One of the most common is to claim that causality is a physical phenomenon; it describes what takes place within the universe. You can't apply it to the beginning of the physical universe. The idea here is that causality is a posteriori like the laws of physics or chemistry, not a priori like the laws of logic. As such, it only describes the conditions inside the universe and can't be applied to the beginning of the universe itself. This is the tack taken by some illustrious philosophers, such as Adolf Grünbaum and Quentin Smith
It's certainly true that causality is not a priori in the same way the laws of logic are. We simply can't imagine the law of non-contradiction failing to hold, but we can imagine causality failing to hold -- that is, we can imagine (form a mental picture of) something popping into existence without a cause. But it's incorrect to say that we discover causality the same way we discover the laws of physics, i.e. through observation. Causality is derived from our basic intuition that something does not come from nothing (ex nihilo nihil fit: out of nothing, nothing comes). To limit this intuition to physical processes would be a case of special pleading; there's no reason why it wouldn't apply to the beginning of the universe. Causality is not a physical principle, it's a metaphysical principle.
Perhaps one could suggest that once we have the principle of causality via intuition, we can then establish it via observation and continue to believe it based on the latter. But it's not clear to me how causality could be falsified, or what would count as observation of causality not holding. At best you could say that you didn't observe a cause of an effect, but everyone would infer that the effect does in fact have a cause and we just didn't observe it. It's not like you could set up a scientific experiment to observe the absence of causality, since if the conditions you set up are sufficient to bring about the effect, then obviously the former caused the latter. As such, I think William Lane Craig's argument that causality has never been falsified is an empty claim. There are plenty of times where we observe an effect without a cause, but no amount of such experiences will ever convince a sane person that the effects didn't have a cause, merely that the causes weren't observed.
Or, perhaps one could simply deny the intuition. There are problems with this though: for one thing, science presupposes causality. If causality goes out the window, science goes with it. This is not only absurd and unacceptable, it's a conclusion I doubt nontheists would be willing to accept, since they (mistakenly) think science is on their side. For another thing, while causality is not a priori in the same way that the laws of logic are, it is still a precondition of thought. If causality did not hold, then there would not be an appropriate connection between our beliefs and their objects, such that we could never know if any of them are true. So it's not merely scientific knowledge that would be endangered; if we deny causality, then the possibility of any knowledge becomes impossible. So it's not like this intuition is just some random assertion.
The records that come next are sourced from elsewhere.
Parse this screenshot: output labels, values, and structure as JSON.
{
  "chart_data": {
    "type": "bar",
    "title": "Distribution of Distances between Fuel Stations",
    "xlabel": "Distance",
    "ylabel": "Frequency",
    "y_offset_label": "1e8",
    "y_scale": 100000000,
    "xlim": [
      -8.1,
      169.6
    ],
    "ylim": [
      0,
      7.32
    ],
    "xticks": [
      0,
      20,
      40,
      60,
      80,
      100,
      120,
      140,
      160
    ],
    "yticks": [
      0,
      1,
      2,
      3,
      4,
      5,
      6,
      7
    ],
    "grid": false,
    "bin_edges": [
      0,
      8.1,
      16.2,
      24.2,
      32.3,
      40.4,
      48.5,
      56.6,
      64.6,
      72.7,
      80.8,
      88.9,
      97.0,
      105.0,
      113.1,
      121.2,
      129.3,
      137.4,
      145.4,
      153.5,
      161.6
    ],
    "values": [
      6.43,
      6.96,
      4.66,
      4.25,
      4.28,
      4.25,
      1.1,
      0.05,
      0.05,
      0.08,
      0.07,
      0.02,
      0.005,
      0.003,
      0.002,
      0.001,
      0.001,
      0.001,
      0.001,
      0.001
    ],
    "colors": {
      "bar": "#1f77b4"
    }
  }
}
But doesn't quantum physics posit virtual particles coming into existence without causes? This is a misunderstanding. As Craig writes,
... virtual particles do not literally come into existence spontaneously out of nothing. Rather the energy locked up in a vacuum fluctuates spontaneously in such a way as to convert into evanescent particles that return almost immediately to the vacuum. ... The microstructure of the quantum vacuum is a sea of continually forming and dissolving particles which borrow energy from the vacuum for their brief existence. A quantum vacuum is thus far from nothing, and vacuum fluctuations do not constitute an exception to the principle that whatever begins to exist has a cause.
Another suggestion might be that Hume denied causality. But ignoring the fact that Hume was not inerrant, this is another misunderstanding. Hume argued that just because we've observed a particular cause producing a particular effect in the past, we cannot know that the cause will produce the same effect. In other words, he argued that we can't infer an effect from a cause. Those who deny causality applies to the creation of the universe are claiming that we can't infer a cause from an effect -- that just because we observe that an effect has taken place, we can't claim that it was caused. This is radically different from what Hume was claiming, and Hume explicitly repudiates such an idea as absurd.
A final claim might be to suggest that applying causality to the Big Bang is just as problematic for the traditional theistic doctrine of creation. The doctrine, after all, is called creation ex nihilo (out of nothing) and the intuition is that ex nihilo nihil fit (out of nothing, nothing comes). But again, this is a misunderstanding. Creation ex nihilo is the claim that the universe didn't have a material cause -- that it wasn't constructed out of some pre-existent "stuff". This is certainly a radical claim and we should recognize it as such. But it doesn't deny that the universe has an efficient cause -- some entity or agent that brings about the effect -- since the claim is that God is the efficient cause of the universe. Those who deny that causality would apply to the beginning of the universe, however, are claiming that the universe had neither a material cause nor an efficient cause. So I simply put it to you, which of these two explanations is more plausible: that the universe's beginning has an efficient cause but no material cause, or that it has neither?
Now it's all well and good to say that applying causality to the beginning of the universe creates some philosophical issues, but the alternative is that it just popped into existence without any cause whatsoever. That people who portray themselves as skeptics would be willing to accept this shows that their skepticism is absurdly selective. If this is the the only way to avoid believing in God then there's just no contest.